Heroin trade pose new threat to Afghan future: Rumsfeld

12 Aug, 2004

The war against terror was being won in Afghanistan, but the country faced a new danger that threatened the entire international community, US Secretary of Defence Donald Rumsfeld warned on Wednesday.
Speaking at a news conference in the Afghan capital, Rumsfeld said the growing international heroin trade - which originated with opium production in Afghanistan - posed a grave danger to the country's fledgling democracy.
"The danger a large drug trade poses in this country is too serious to ignore," Rumsfeld said. "The inevitable result is to corrupt the government and way of life, and that would be most unfortunate."
Drug production generated 2.3 billion dollars in 2003, up six percent on the previous year, according to UN figures.
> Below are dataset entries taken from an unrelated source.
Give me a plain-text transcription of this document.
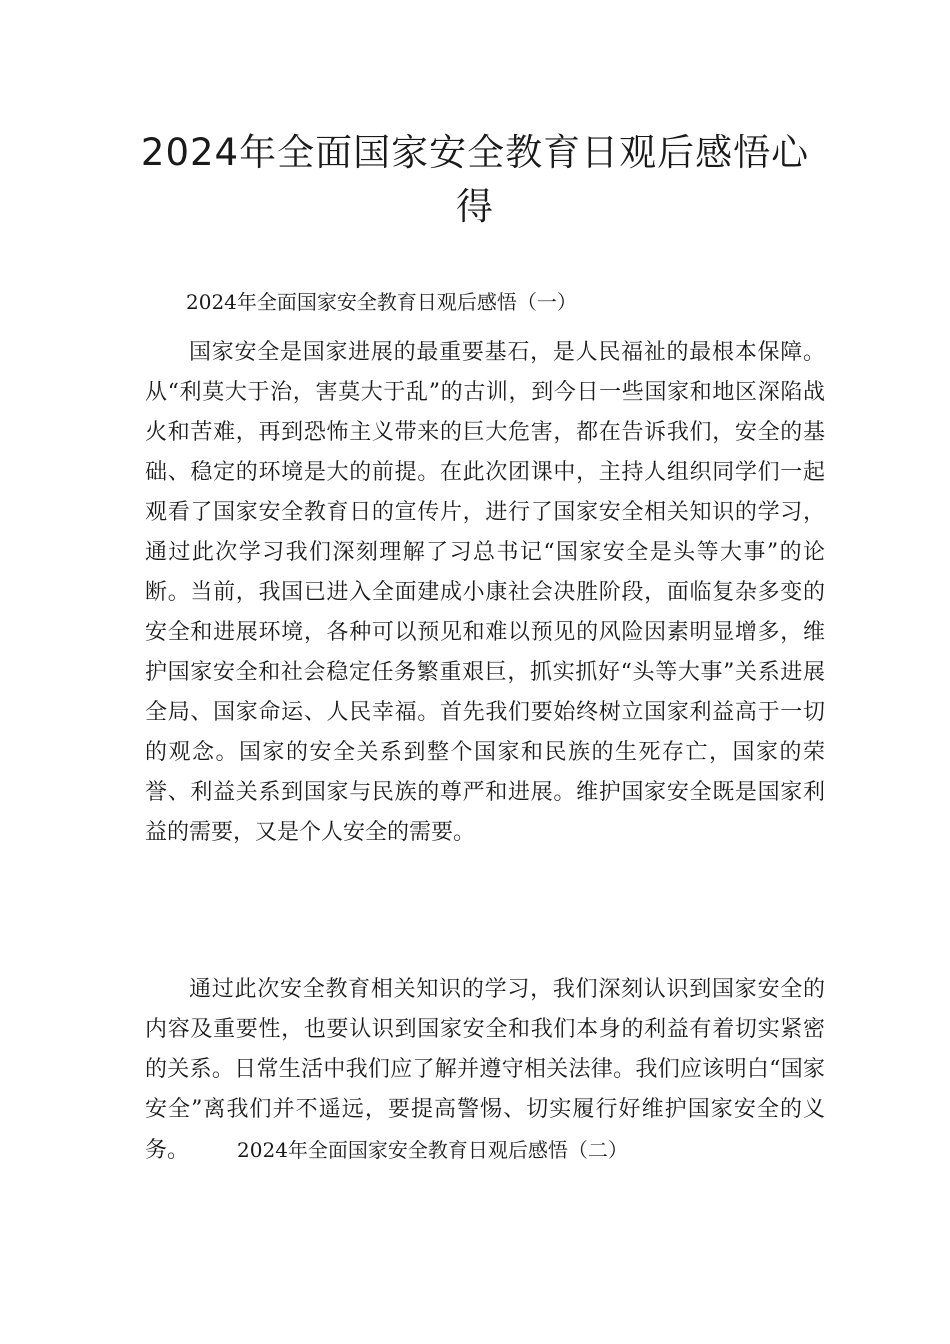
2024年全面国家安全教育日观后感悟心得

2024年全面国家安全教育日观后感悟（一）

国家安全是国家进展的最重要基石，是人民福祉的最根本保障。从“利莫大于治，害莫大于乱”的古训，到今日一些国家和地区深陷战火和苦难，再到恐怖主义带来的巨大危害，都在告诉我们，安全的基础、稳定的环境是大的前提。在此次团课中，主持人组织同学们一起观看了国家安全教育日的宣传片，进行了国家安全相关知识的学习，通过此次学习我们深刻理解了习总书记“国家安全是头等大事”的论断。当前，我国已进入全面建成小康社会决胜阶段，面临复杂多变的安全和进展环境，各种可以预见和难以预见的风险因素明显增多，维护国家安全和社会稳定任务繁重艰巨，抓实抓好“头等大事”关系进展全局、国家命运、人民幸福。首先我们要始终树立国家利益高于一切的观念。国家的安全关系到整个国家和民族的生死存亡，国家的荣誉、利益关系到国家与民族的尊严和进展。维护国家安全既是国家利益的需要，又是个人安全的需要。

通过此次安全教育相关知识的学习，我们深刻认识到国家安全的内容及重要性，也要认识到国家安全和我们本身的利益有着切实紧密的关系。日常生活中我们应了解并遵守相关法律。我们应该明白“国家安全”离我们并不遥远，要提高警惕、切实履行好维护国家安全的义务。 2024年全面国家安全教育日观后感悟（二）
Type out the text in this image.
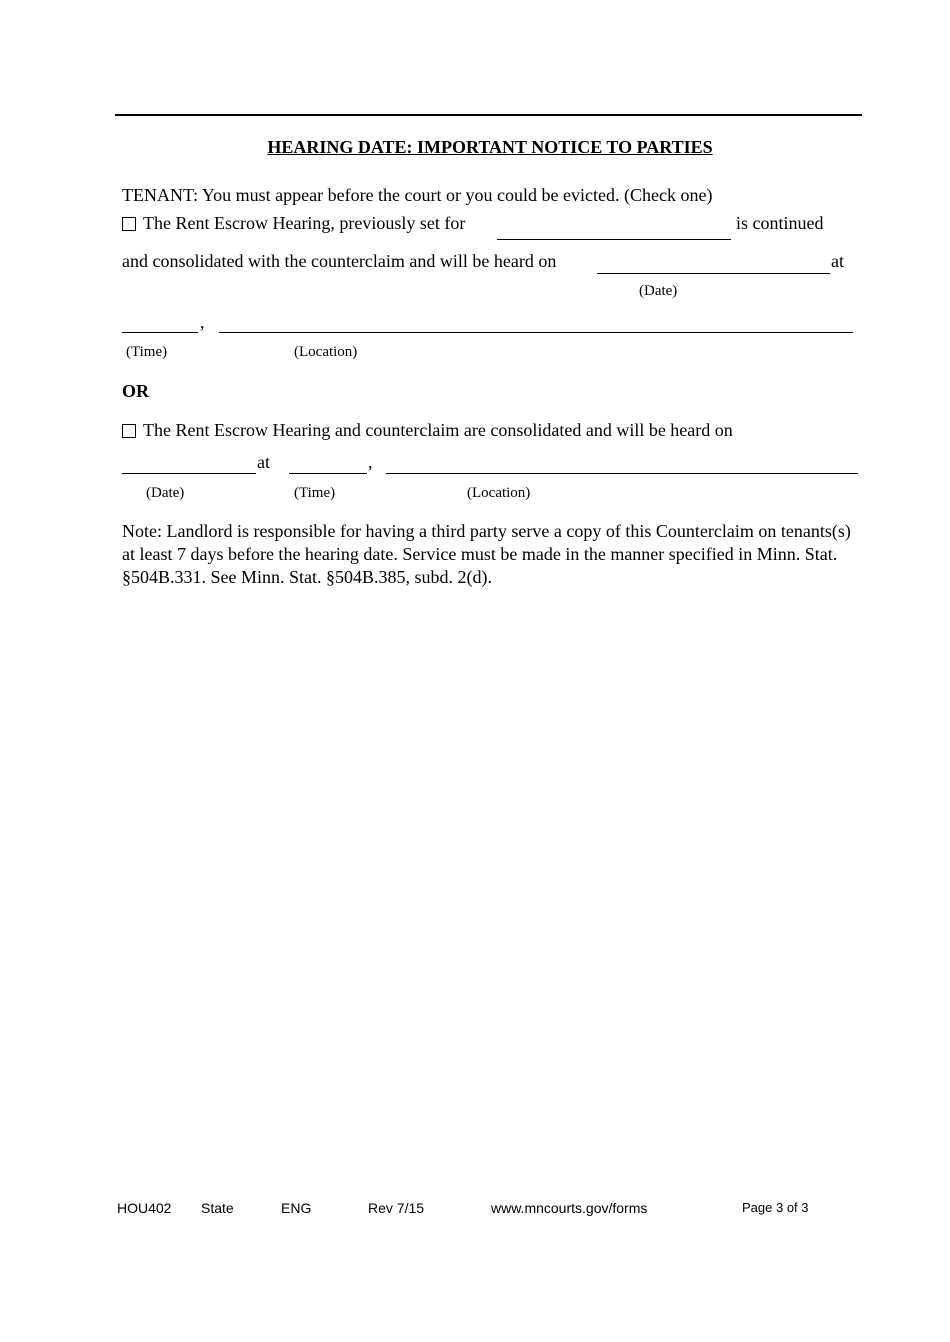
HEARING DATE: IMPORTANT NOTICE TO PARTIES
TENANT: You must appear before the court or you could be evicted. (Check one)
The Rent Escrow Hearing, previously set for	is continued
and consolidated with the counterclaim and will be heard on	at
(Date)
,
(Time)	(Location)
OR
The Rent Escrow Hearing and counterclaim are consolidated and will be heard on
at	,
(Date)	(Time)	(Location)
Note: Landlord is responsible for having a third party serve a copy of this Counterclaim on tenants(s) at least 7 days before the hearing date. Service must be made in the manner specified in Minn. Stat. §504B.331. See Minn. Stat. §504B.385, subd. 2(d).
HOU402 State	ENG	Rev 7/15	www.mncourts.gov/forms	Page 3 of 3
The 3,600 tonnes of heroin produced in Afghanistan last year accounted for 90 percent of the heroin on Europe's streets.
But Rumsfeld, with Afghan President Hamid Karzai at his side, praised Afghanistan's progress since the Taleban were toppled in 2001 and as it goes to the polls in October to chose its first democratically elected president.
"The entire world has a stake in your success," Rumsfeld said at the heavily guarded presidential palace. "There is no doubt in my mind that you are winning."
Rumsfeld singled out the registration of more than nine million voters, far more than hoped for a few months ago, as a sign of Afghans' desire for democracy despite intimidation by remnants of the Taleban.
Karzai said it had been achieved despite the murder of 12 election workers in the last few months.
Nearly 1,000 people have been killed in the past year, the bloodiest violence since the Taleban's fall, and, despite a three-year hunt by some 18,000 US-led troops, neither bin Laden nor Taleban leader Mullah Mohammad Omar have been captured.